Somehow, at the bottom of a particularly strange rabbit hole this morning, I found this in my browser:
WIP-FM IS SEEKING A PART-TIME ANNOUNCER

Go on…
Candidates must have at least 3 years radio experience and success in a medium to large market, or equivalent experience in a related sports profession.
I’ve sold beer at sporting events for 23 years. I think that makes me overqualified. But – please continue.
Must exude personality and not be afraid to have strong opinions as well as possess the ability to entertain in person.

Exude…like an odour? Of cheesesteak? Of disappointment? Clearly, not of success. What else?
This unique individual should possess a strong radio background and have an interest in sports, and be prepared to handle the most passionate sports fans in the world.
“The most passionate sports fans in the world” But not The Best Fans In Baseball?

What type of peasant must I converse with? Surely they’re not hooligans?! Way to put that dress on the pig.

There’s so much that could be said about the masochist that would apply for such an opening. The burnout rate for these new hires must be about Week 2 of the Eagles season, due to all the ‘interaction’. No wonder they advertise at the start of baseball season – it’s so they can sucker people in with the relative passivity of Phillies fans and the absence of Sixers playoffs. Those batteries are only going to get larger and more plentiful through the summer. Best to get that Faustian contract signed now.

The NFL has decided to keep its May owners meeting in North Carolina. It makes sense, given their aggressive stance on concussions and cheerleader hygiene. If you don’t care about your own employees, then why bother worrying about random strangers? It doesn’t take much for Jerry Richardson to go from giving 3/5ths of a shit to none whatsoever.

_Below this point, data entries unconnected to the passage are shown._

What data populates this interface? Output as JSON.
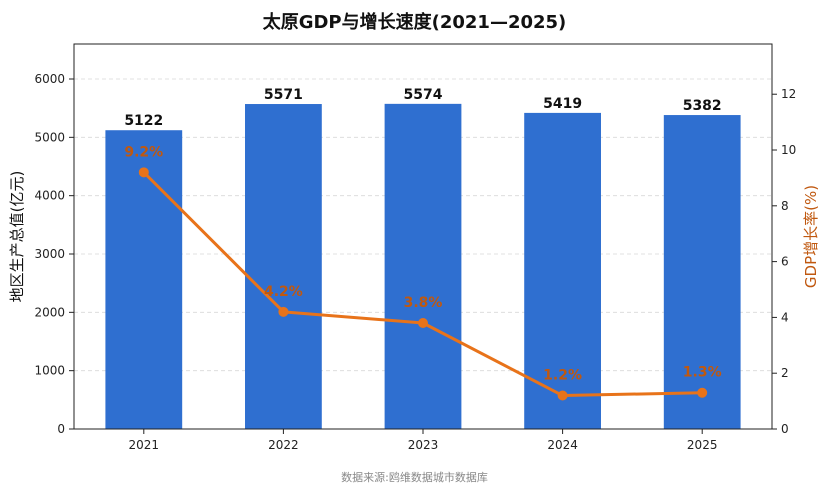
{
  "chart_data": {
    "type": "bar",
    "title": "太原GDP与增长速度(2021—2025)",
    "categories": [
      "2021",
      "2022",
      "2023",
      "2024",
      "2025"
    ],
    "series": [
      {
        "name": "地区生产总值(亿元)",
        "type": "bar",
        "axis": "left",
        "values": [
          5122,
          5571,
          5574,
          5419,
          5382
        ],
        "color": "#2f6fd0"
      },
      {
        "name": "GDP增长率(%)",
        "type": "line",
        "axis": "right",
        "values": [
          9.2,
          4.2,
          3.8,
          1.2,
          1.3
        ],
        "color": "#e8731a"
      }
    ],
    "bar_labels": [
      "5122",
      "5571",
      "5574",
      "5419",
      "5382"
    ],
    "line_labels": [
      "9.2%",
      "4.2%",
      "3.8%",
      "1.2%",
      "1.3%"
    ],
    "ylabel_left": "地区生产总值(亿元)",
    "ylabel_right": "GDP增长率(%)",
    "ylim_left": [
      0,
      6600
    ],
    "ylim_right": [
      0,
      13.8
    ],
    "yticks_left": [
      0,
      1000,
      2000,
      3000,
      4000,
      5000,
      6000
    ],
    "yticks_right": [
      0,
      2,
      4,
      6,
      8,
      10,
      12
    ],
    "grid": true,
    "right_axis_color": "#c0580f"
  },
  "footer": {
    "source": "数据来源:鸥维数据城市数据库"
  }
}
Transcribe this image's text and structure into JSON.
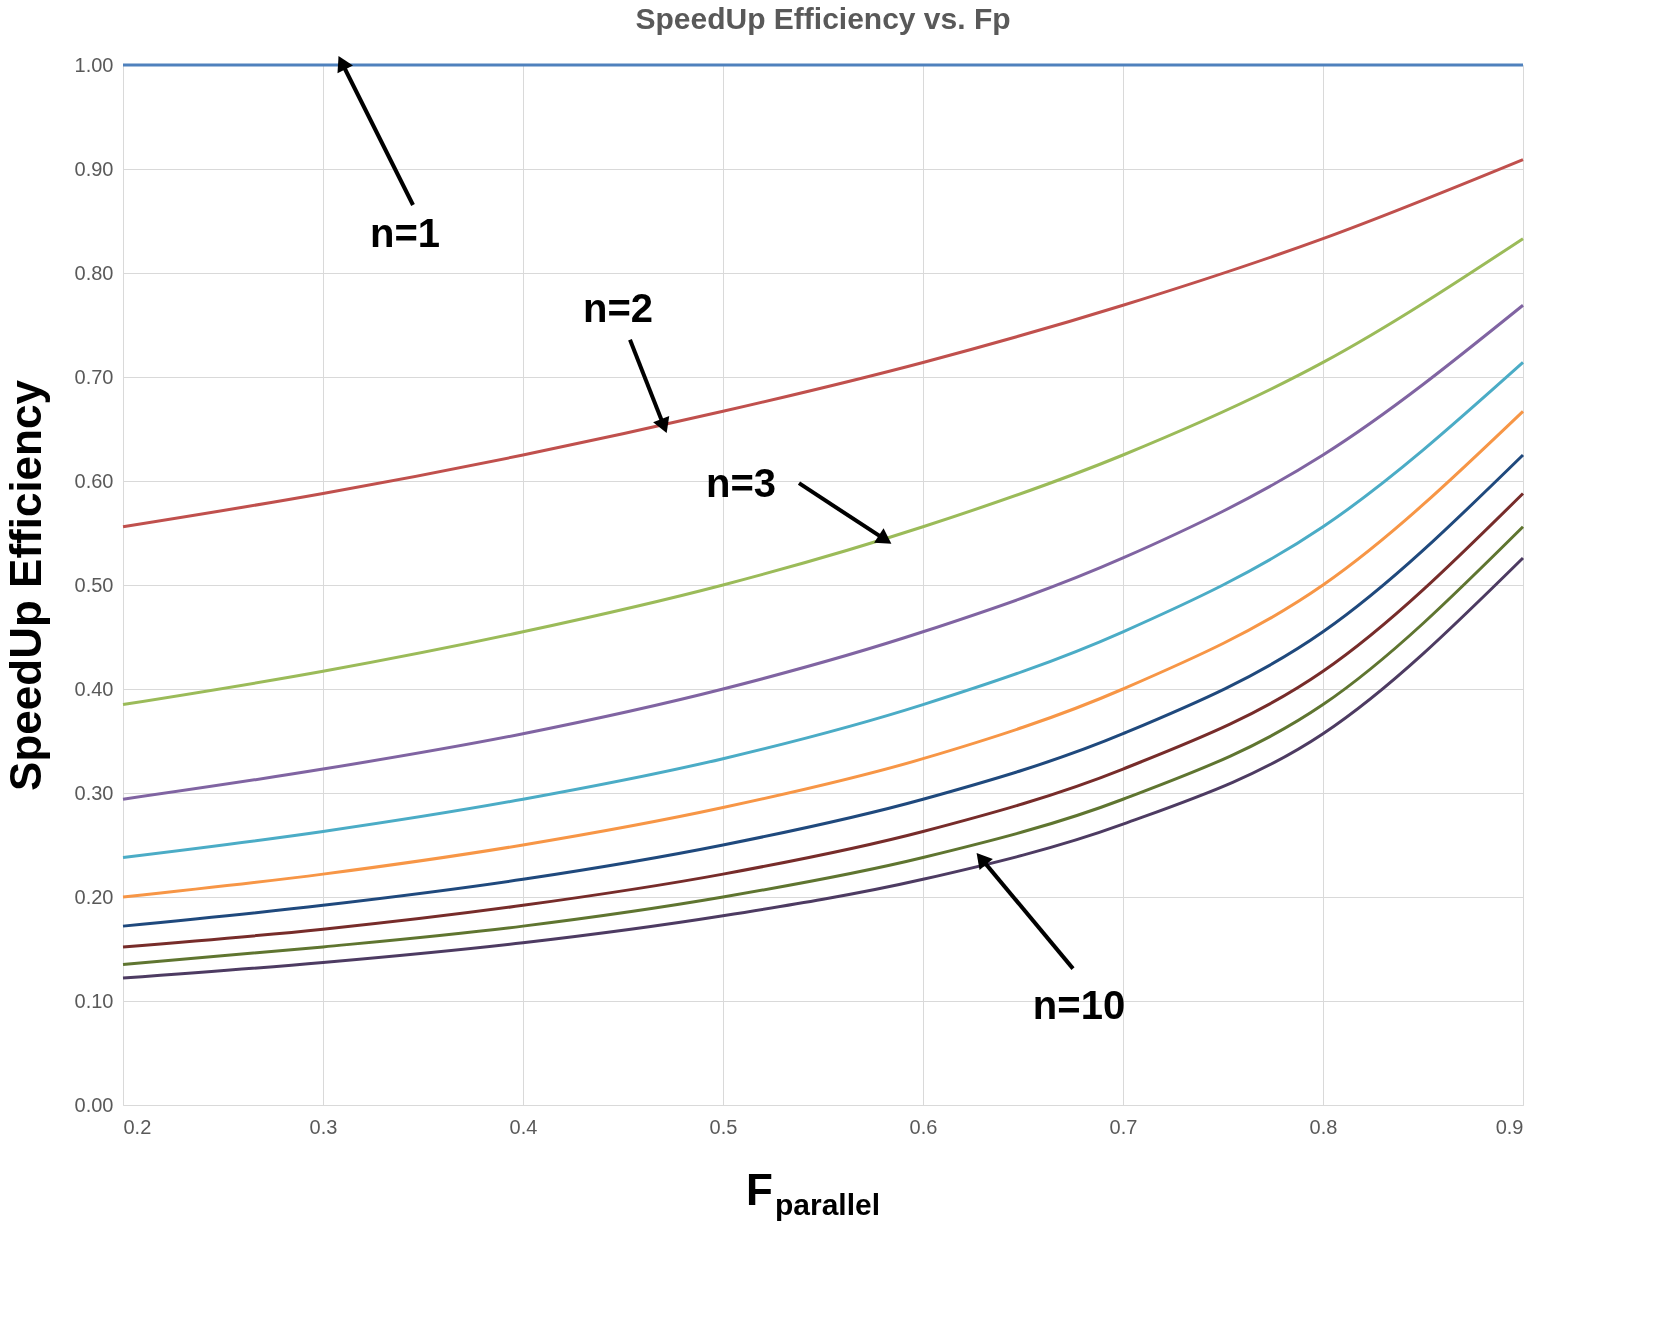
{
  "chart_data": {
    "type": "line",
    "title": "SpeedUp Efficiency vs. Fp",
    "xlabel": "F$_{parallel}$",
    "ylabel": "SpeedUp Efficiency",
    "x": [
      0.2,
      0.3,
      0.4,
      0.5,
      0.6,
      0.7,
      0.8,
      0.9
    ],
    "series": [
      {
        "color": "#4f81bd",
        "values": [
          1.0,
          1.0,
          1.0,
          1.0,
          1.0,
          1.0,
          1.0,
          1.0
        ]
      },
      {
        "color": "#c0504d",
        "values": [
          0.556,
          0.588,
          0.625,
          0.667,
          0.714,
          0.769,
          0.833,
          0.909
        ]
      },
      {
        "color": "#9bbb59",
        "values": [
          0.385,
          0.417,
          0.455,
          0.5,
          0.556,
          0.625,
          0.714,
          0.833
        ]
      },
      {
        "color": "#8064a2",
        "values": [
          0.294,
          0.323,
          0.357,
          0.4,
          0.455,
          0.526,
          0.625,
          0.769
        ]
      },
      {
        "color": "#4bacc6",
        "values": [
          0.238,
          0.263,
          0.294,
          0.333,
          0.385,
          0.455,
          0.556,
          0.714
        ]
      },
      {
        "color": "#f79646",
        "values": [
          0.2,
          0.222,
          0.25,
          0.286,
          0.333,
          0.4,
          0.5,
          0.667
        ]
      },
      {
        "color": "#1f497d",
        "values": [
          0.172,
          0.192,
          0.217,
          0.25,
          0.294,
          0.357,
          0.455,
          0.625
        ]
      },
      {
        "color": "#772c2a",
        "values": [
          0.152,
          0.169,
          0.192,
          0.222,
          0.263,
          0.323,
          0.417,
          0.588
        ]
      },
      {
        "color": "#5f7530",
        "values": [
          0.135,
          0.152,
          0.172,
          0.2,
          0.238,
          0.294,
          0.385,
          0.556
        ]
      },
      {
        "color": "#4d3b62",
        "values": [
          0.122,
          0.137,
          0.156,
          0.182,
          0.217,
          0.27,
          0.357,
          0.526
        ]
      }
    ],
    "xlim": [
      0.2,
      0.9
    ],
    "xticks": [
      0.2,
      0.3,
      0.4,
      0.5,
      0.6,
      0.7,
      0.8,
      0.9
    ],
    "ylim": [
      0,
      1.0
    ],
    "yticks": [
      {
        "value": 0,
        "label": "0.00"
      },
      {
        "value": 0.1,
        "label": "0.10"
      },
      {
        "value": 0.2,
        "label": "0.20"
      },
      {
        "value": 0.3,
        "label": "0.30"
      },
      {
        "value": 0.4,
        "label": "0.40"
      },
      {
        "value": 0.5,
        "label": "0.50"
      },
      {
        "value": 0.6,
        "label": "0.60"
      },
      {
        "value": 0.7,
        "label": "0.70"
      },
      {
        "value": 0.8,
        "label": "0.80"
      },
      {
        "value": 0.9,
        "label": "0.90"
      },
      {
        "value": 1.0,
        "label": "1.00"
      }
    ],
    "annotations": [
      {
        "text": "n=1",
        "x": 0.31,
        "y": 1.0
      },
      {
        "text": "n=2",
        "x": 0.47,
        "y": 0.655
      },
      {
        "text": "n=3",
        "x": 0.58,
        "y": 0.545
      },
      {
        "text": "n=10",
        "x": 0.63,
        "y": 0.235
      }
    ],
    "grid": true,
    "legend": false,
    "marker": "none",
    "line_style": "solid"
  }
}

Someone better make sure Mark Davis knows where to go because my guess is that, without direction, he’ll piss in the plant pots.
Going from out of his mind to simply out of options:
“I commend Marvin’s achievements,” Bengals owner Mike Brown said last month. “He’s done remarkably well with our football team here, in recent years especially. I respect him. I like him personally. He’s going to be our coach this year. That’s in the bank. Where it goes, we’ll see how it plays out.” (si.com)
Just who in the hell does Mike Brown think he could get to come in and coach that mess? The guys who keep Pacman out of the strip club buffets have a better chance of controlling that team. Anyway, I guess we’ll find out in January 2017, when the 10:35 from San Francisco arrives.
Well, that’s enough of that – it looks like the midnight train has arrived. UNLOAD THE GAMES!
NHL: (13 games total)
- Red Wings @ Bruins – 7:00
- Islanders @ Rangers – 7:00
- Penguins @ Capitals – 7:00
- Blues @ Blackhawks – 8:30
- Ducks @ Kings – 10:30
NCAA Hockey: the Frozen Four! Semi-final action from Tampa Bay!
- Boston College vs Quinnipiac – 5:30
- Denver vs North Dakota – 8:30
NBA: (5 games total)
- Raptors @ Hawks – 8:00
- Spurs @ Warriors – 10:30
RIP Merle Haggard. Only Willie Nelson is left – THE ONE WHO SMOKED THE MOST WEED WON!